Salesforce is optimistic, despite shifting spending patterns, a shorter holiday sales window between Thanksgiving and Christmas, and other factors. In an online post, Marc Benioff’s company laid out its data-driven predictions for e-commerce revenue and tactical shifts.
“Based on Salesforce Commerce Cloud data, we forecast sustained and solid US digital revenue growth this holiday season at 13 percent year over year (YoY) — and total sales of US$136 billion — from November 1 to December 31,” the post stated.
“International markets will carry global growth overall, as we anticipate a slightly higher rate of global digital revenue growth at 15 percent YoY and total sales of $768 billion.”
Mind the gap
There are also social factors here. Some consumers don’t have enough money to spend lavishly this holiday sales season. It isn’t just about whetting their appetites; it’s a question of means.

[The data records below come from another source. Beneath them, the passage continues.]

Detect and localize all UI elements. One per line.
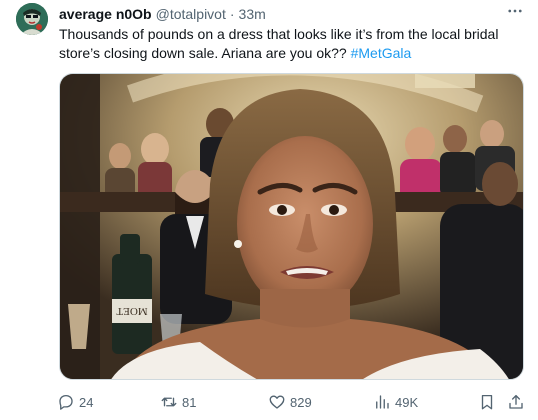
retweet-count: 81 [182,394,197,410]
tweet-text: Thousands of pounds on a dress that look… [59,25,519,63]
more-options-button[interactable] [504,4,526,22]
reply-count: 24 [79,394,94,410]
tweet-header: average n0Ob @totalpivot · 33m [59,5,266,23]
share-icon [507,393,525,411]
retweet-icon [160,393,178,411]
reply-icon [57,393,75,411]
separator-dot: · [229,6,235,22]
author-handle[interactable]: @totalpivot [156,5,226,23]
reply-button[interactable]: 24 [57,391,93,413]
tweet-body: Thousands of pounds on a dress that look… [59,26,499,61]
like-button[interactable]: 829 [268,391,312,413]
retweet-button[interactable]: 81 [160,391,196,413]
views-button[interactable]: 49K [373,391,418,413]
tweet-actions: 24 81 829 49K [57,391,527,413]
more-horizontal-icon [506,2,524,25]
hashtag-link[interactable]: #MetGala [351,45,412,61]
author-display-name[interactable]: average n0Ob [59,5,152,23]
views-count: 49K [395,394,419,410]
tweet-timestamp[interactable]: 33m [239,5,266,23]
avatar[interactable] [16,3,48,35]
views-icon [373,393,391,411]
bookmark-icon [478,393,496,411]
bottle-label: MOET [116,305,147,317]
like-count: 829 [290,394,312,410]
bookmark-button[interactable] [478,391,496,413]
tweet-photo[interactable]: MOET [59,73,524,380]
tweet[interactable]: average n0Ob @totalpivot · 33m Thousands… [0,0,538,420]
share-button[interactable] [507,391,525,413]
heart-icon [268,393,286,411]
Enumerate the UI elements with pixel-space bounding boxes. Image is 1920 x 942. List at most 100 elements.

We have a tight labor market, but a lack of earnings growth, which suggests that many workers are being severely undervalued by their employers. Sooner or later, the chickens come home to roost.
In a LinkedIn post titled “The World Has Gone Mad and the System Is Broken,” billionaire investor Ray Dalio explained that very low or negative interest rates and skewed incentives have changed the trajectory for many startups because now they “don’t have to make profits or even have clear paths to making profits.”
Many workers are trapped in the flipside of that scenario.
Dalio wrote, “At the same time as money is essentially free for those who have money and creditworthiness, it is essentially unavailable to those who don’t have money and creditworthiness, which contributes to the rising wealth, opportunity, and political gaps.”